One or two sections of poultry net can be electrified with a small battery-powered or solar energizer for optimal flexibility. This can be located right next to the net and out of the way of other nearby activities. The downside to moving the energizer with the netting is the need for relocating a ground rod. Depending on soil type, that can be rather time-consuming to pull and re-drive.

I prefer to have a stationary, household-current- powered energizer attached to a good permanent ground system to energize a perimeter fence around my homestead. I use a reel of thin, multi-strand galvanized steel wire and step-in posts to carry the charge from the permanent fence to my temporary poly net locations. Aluminum wire would work equally well for this purpose, but I do not recommend trying to use common temporary fence poly wire for this job, as the strands in this type of wire are simply too thin to make good contact for carrying a charge to a heavy load.

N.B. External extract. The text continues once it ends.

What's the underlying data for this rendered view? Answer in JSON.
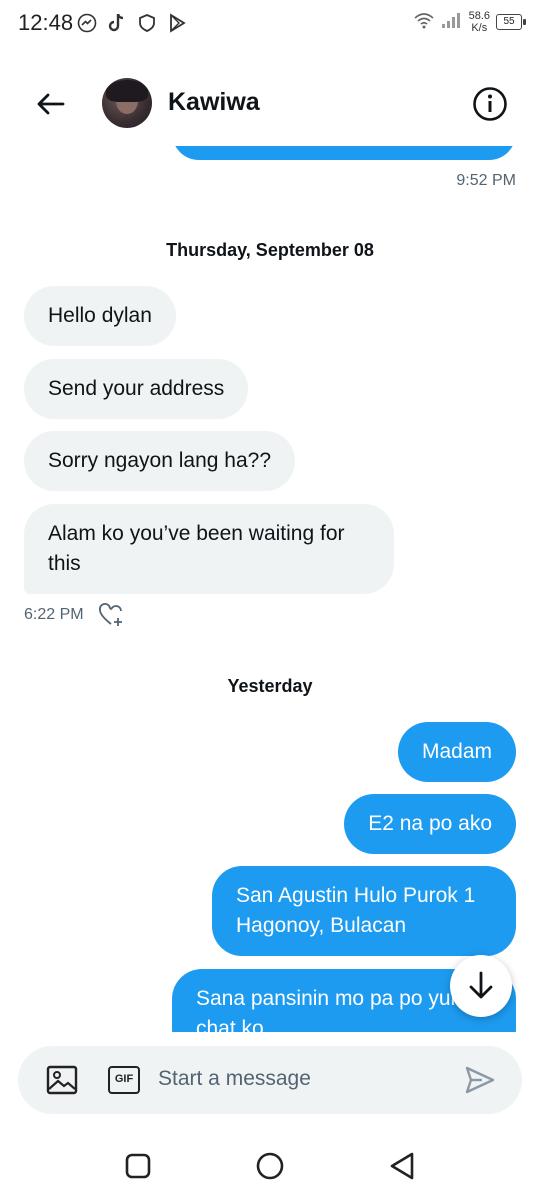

The ground load on electrified netting is often quite high since we are running electrical wires close to the ground where they encounter plant material and occasionally the ground itself. I find this system to be so much superior to mobile battery and solar chargers that, had I no use for an exterior electrified fence, I would run an overhead trunk line of high tensile galvanized wire (well above the heads of any passersby) to carry electric charge to my temporary fencing setup’s. A steel rod with a hook and an insulated handle would facilitate hook-up to an overhead and otherwise out-of-the-way line.